Evet ilk günü güzel gezdik tozduk, ilk yazılarımda bahsettiğim yerlere gittik.
Ancak bir sorun vardı.
Akşam olmuştu ve geri dönmemiz gerekiyordu.
Manhattan'dan Brooklyn'e.
Metroya geldik.Ancak hangi metroya bineceğimizi bilmiyoruz! Olamaz!
Nerede indiğimizi, hangi metroya bindiğimizi, nerede inmemiz gerektiğini..hiç birini bilmiyoruz.
Elimizde adres var ancak geçen seferki gibi 50 dolar vermek istemiyoruz.
Bir kaç görevliye soruyoruz, onlar bize aktarmalı komplike bir şeyler söylüyor.Oysaki biz bir metroyla direk gelmiştik!
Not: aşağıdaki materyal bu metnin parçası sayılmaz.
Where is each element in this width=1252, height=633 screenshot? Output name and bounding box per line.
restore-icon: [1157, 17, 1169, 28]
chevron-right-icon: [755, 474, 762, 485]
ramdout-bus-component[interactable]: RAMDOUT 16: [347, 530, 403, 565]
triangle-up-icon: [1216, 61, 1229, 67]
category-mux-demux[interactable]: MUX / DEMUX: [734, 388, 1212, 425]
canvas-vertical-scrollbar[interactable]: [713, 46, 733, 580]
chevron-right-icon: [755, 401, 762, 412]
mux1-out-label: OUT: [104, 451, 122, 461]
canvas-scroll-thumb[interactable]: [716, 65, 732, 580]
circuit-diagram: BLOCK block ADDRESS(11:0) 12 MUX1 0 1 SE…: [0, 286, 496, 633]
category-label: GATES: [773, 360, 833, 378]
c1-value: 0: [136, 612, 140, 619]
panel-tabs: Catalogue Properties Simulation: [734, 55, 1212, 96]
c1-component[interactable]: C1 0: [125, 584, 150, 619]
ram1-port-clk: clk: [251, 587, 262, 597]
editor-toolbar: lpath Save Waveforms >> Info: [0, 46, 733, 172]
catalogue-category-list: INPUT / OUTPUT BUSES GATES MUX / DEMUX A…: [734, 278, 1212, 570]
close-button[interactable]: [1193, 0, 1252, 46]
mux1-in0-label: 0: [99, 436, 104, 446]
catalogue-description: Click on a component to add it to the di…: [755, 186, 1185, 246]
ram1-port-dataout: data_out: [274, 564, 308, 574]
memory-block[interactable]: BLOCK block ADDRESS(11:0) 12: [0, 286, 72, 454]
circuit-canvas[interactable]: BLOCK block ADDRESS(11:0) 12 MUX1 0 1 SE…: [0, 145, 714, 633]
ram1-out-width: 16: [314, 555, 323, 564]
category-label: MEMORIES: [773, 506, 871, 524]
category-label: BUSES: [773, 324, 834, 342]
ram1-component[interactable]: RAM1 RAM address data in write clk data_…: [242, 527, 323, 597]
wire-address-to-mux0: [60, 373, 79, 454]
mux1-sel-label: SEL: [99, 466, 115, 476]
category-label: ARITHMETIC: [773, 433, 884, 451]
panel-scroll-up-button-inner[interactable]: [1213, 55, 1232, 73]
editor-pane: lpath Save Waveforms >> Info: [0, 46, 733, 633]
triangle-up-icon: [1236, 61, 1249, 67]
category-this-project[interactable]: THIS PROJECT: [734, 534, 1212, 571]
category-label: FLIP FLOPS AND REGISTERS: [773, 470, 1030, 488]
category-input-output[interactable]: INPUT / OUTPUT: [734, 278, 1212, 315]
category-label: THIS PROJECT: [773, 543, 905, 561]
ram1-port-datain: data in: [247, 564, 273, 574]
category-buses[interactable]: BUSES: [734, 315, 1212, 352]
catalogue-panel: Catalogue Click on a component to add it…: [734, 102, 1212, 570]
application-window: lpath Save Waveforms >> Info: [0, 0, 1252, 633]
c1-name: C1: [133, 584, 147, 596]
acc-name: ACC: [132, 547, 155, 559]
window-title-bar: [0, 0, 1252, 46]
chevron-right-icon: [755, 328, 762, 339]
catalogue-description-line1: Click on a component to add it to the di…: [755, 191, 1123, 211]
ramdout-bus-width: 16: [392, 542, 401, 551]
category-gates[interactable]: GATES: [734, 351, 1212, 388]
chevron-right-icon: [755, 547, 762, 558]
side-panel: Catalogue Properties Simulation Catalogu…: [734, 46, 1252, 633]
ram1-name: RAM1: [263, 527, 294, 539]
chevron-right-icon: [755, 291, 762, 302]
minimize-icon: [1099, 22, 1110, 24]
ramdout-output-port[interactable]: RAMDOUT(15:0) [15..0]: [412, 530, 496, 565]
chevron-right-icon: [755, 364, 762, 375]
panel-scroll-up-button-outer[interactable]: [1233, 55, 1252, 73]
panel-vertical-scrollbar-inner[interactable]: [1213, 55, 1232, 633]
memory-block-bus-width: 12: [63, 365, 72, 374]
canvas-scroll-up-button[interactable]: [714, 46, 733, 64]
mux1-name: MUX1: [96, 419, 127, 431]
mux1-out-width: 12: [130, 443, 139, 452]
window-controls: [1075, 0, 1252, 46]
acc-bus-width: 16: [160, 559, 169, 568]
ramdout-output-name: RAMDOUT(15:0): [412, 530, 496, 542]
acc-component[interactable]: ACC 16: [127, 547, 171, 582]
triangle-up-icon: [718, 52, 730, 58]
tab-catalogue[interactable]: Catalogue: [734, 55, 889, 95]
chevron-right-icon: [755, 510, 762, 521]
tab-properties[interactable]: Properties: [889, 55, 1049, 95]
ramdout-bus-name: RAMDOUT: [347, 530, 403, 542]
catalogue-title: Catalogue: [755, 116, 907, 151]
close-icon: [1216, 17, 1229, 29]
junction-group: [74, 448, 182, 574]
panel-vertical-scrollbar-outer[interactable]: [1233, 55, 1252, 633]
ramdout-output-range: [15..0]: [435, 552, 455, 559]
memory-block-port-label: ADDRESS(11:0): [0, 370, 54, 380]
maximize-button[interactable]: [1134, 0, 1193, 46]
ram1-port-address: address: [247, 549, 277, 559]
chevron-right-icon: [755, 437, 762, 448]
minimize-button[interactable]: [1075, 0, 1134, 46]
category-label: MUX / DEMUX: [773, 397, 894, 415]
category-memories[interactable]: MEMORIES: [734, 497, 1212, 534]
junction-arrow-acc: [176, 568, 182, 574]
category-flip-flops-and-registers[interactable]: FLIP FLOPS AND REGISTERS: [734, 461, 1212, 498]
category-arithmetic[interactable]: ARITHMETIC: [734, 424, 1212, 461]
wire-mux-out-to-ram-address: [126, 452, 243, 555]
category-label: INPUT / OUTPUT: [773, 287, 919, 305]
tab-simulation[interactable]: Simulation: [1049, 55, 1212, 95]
Sonra Afro-American bir kız yanımıza geliyor.
-Kaybolmuşa benziyorsunuz
(O kadar mı belli)
-Evet hangi metroya bineceğimizi bilmiyoruz
Adresi gösteriyoruz.
Bir şeyler anlatıyor.Tek gidişlik.Bu olmalı diyoruz.
O kadar da büyük bir istasyon ki onlarca tren. X,Y,Z gibi harflerle isimlendirilmiş.
Kıza sarılarak ayrılıyoruz.Sonunda bir tanesine biniyoruz.
Kendimize yakın hissettiğimiz durakta iniyoruz..
Kendimize yakın hissettiğimiz çünkü hala hangi durakta inmemiz gerektiğini bilmiyoruz.
Telefonların da şarjı bitiyor.Ne harita ne de arama yapabiliyoruz..
İndiğimiz yeri anlamaya çalışıyoruz.
-Aa evet Ocean Avenue! Yaklaşmış olmalıyız.
-İşte 21st Street.Bu sokakta ev!
Sokakta ilerliyoruz.Akşam 11.
1620 numaralı bloktayız. Ev ise 2358'de.
Biraz yürüyeceğiz heralde diyoruz.
Ama ne yürümek!
Hızlanıyoruz giderek.Acaba yanlış yer mi?!
Önde giden baba-oğul olduğunu düşündüğümüz uzun ceketli, şapkalı, lüle saçlı yahudilere yanaşıyoruz.Adresi gösteriyoruz.Bu sokak ama daha çok yürüyeceksiniz diyor.
Ne bir taksi ne bir araba geçiyor.Biz yürümeye devam ediyoruz.
Sanıyoruz ki Türkiye gibi kısacık daracık sokaklar.
Ama ne kısa!
Yaklaşık 1.5 saat sonra eve ulaşıyoruz.Ne berbat bir tecrübe!
Siz siz olun sakın New York'un büyüsüne kapılıp nasıl geri döneceğinizi öğrenmeden yollara düşmeyin!